L'approvazione al Senato dà il via libera definitivo al ddl sulla tutela delle vittime di violenza domestica e di genere, provvedimento inquadrato sotto il nome politico di Codice rosso che, a questo punto, diventa legge a tutti gli effetti, incassando 197 sì e 47 astenuti, fra i quali LeU e Pd.

Novità principali, la riduzione dei tempi delle indagini a carico di chi esercita violenza, la semplificazione dell'iter di denuncia e di ascolto delle vittime da parte dei pm (che dovrà avvenire entro 3 giorni). In sostanza, verrà ridotta sensibilmente la tempistica di tutti i procedimenti burocratici che orbitano attorno ai casi di violenza, dando per l'appunto una sorta di "codice rosso" ai casi che si manifestano soprattutto negli ambienti domestici e relativi non solo ad atti violenti a livello fisico ma anche psicologico (stalking, persecuzioni, ecc.): "La legge Codice Rosso - ha affermato il ministro della Pubblica Amministrazione, Giulia Bongiorno - rappresenta il massimo che si può attualmente fare sul piano legislativo per combattere la violenza sulle donne".

Le novità
Con la nuova normativa, si allungano anche i tempi a disposizione per le denunce che, dagli attuali sei mesi, passano a un anno intero. Allo stesso modo, diventano più severe le pene a carico di chi opera maltrattamenti contro familiari o conviventi: la reclusione da due a sei anni prevista dal codice penale all'articolo 572 diventa da tre a sette anni; la pena, inoltre, è aumentata fino alla metà se il fatto è commesso in presenza o in danno di persona minore, di donna in stato di gravidanza o di persona con disabilità o se il fatto è commesso con armi.

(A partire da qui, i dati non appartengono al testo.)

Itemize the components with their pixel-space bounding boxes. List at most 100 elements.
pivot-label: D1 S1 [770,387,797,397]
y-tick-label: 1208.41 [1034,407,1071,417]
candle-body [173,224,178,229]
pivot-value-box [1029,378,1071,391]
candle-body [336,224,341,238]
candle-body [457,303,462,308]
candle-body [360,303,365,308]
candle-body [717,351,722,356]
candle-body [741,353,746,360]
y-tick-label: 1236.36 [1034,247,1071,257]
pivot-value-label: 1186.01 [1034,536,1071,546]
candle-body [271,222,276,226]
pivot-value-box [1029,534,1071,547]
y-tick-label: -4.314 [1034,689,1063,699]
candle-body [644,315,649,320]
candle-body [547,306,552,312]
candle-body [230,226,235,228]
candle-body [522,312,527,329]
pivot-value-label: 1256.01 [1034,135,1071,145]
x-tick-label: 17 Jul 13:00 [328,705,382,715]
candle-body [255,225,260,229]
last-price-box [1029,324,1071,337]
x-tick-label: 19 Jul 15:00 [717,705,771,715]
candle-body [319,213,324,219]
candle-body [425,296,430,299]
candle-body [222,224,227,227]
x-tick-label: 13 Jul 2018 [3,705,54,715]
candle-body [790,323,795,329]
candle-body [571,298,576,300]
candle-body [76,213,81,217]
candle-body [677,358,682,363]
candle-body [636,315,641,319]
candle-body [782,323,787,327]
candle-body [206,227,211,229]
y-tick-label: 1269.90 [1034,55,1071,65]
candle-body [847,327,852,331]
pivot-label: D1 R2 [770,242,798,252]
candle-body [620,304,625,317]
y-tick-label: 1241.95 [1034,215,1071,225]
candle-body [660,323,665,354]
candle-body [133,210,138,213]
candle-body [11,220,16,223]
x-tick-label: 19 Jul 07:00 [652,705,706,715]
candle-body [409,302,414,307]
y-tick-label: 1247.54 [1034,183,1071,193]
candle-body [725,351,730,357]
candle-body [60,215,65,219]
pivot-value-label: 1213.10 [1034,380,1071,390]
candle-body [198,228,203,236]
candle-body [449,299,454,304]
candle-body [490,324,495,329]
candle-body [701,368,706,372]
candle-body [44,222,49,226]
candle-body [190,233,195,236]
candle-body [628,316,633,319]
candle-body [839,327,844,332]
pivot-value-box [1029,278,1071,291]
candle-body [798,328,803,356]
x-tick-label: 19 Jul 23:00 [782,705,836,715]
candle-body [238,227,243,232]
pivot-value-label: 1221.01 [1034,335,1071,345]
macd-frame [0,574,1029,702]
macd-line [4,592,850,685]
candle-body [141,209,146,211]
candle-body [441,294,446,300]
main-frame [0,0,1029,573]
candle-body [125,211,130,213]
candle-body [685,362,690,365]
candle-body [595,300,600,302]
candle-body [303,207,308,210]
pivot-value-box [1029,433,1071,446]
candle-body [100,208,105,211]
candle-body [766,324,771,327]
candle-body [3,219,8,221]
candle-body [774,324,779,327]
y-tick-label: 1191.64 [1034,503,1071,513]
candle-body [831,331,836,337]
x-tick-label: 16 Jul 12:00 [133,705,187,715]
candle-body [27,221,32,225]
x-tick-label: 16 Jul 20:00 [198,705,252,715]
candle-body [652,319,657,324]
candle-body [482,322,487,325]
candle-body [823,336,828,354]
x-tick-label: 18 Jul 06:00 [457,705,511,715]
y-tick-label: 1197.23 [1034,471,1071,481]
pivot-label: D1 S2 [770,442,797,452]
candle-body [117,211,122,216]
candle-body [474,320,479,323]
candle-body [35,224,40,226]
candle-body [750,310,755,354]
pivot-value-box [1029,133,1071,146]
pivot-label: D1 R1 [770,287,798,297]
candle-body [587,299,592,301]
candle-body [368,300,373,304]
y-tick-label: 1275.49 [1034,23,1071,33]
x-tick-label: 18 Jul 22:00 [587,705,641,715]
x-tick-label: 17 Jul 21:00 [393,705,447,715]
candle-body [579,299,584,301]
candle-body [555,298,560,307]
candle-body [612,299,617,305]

Inasprimento (carcere da 6 a 12 anni) anche nei confronti di chi commette violenze sessuali aggravate, ovvero nel caso in cui a subirla siano minori di 14 anni in cambio di denaro o di qualsiasi altra utilità, anche solo promessi.

Nel Codice rosso rientra anche il Revenge porn, ossia la diffusione di foto o video a contenuto sessuale come vendetta nei confronti dell'ex partner: previste pene detentive da uno a sei anni e multe da 5 mila a 15 mila euro.

Bongiorno: "Ora continuare"
Una svolta che, secondo il ministro Bongiorno, deve proseguire: "E' un'importantissima novità con la quale vogliamo scongiurare che le donne stiano mesi o anni senza ricevere aiuto... Dopo questa svolta, sono consapevole che l'impegno per combattere la violenza sulle donne non può finire qui: per esempio, sarà essenziale operare sul piano della riduzione dei tempi dei processi penali".

Per questo, ha spiegato, fare "il massimo sul piano legislativo è fondamentale, ma non basta. Come ho sempre sostenuto, la violenza sulle donne è molto spesso una conseguenza delle discriminazioni; dunque, gli interventi legislativi devono essere accompagnati da azioni concrete sul piano culturale".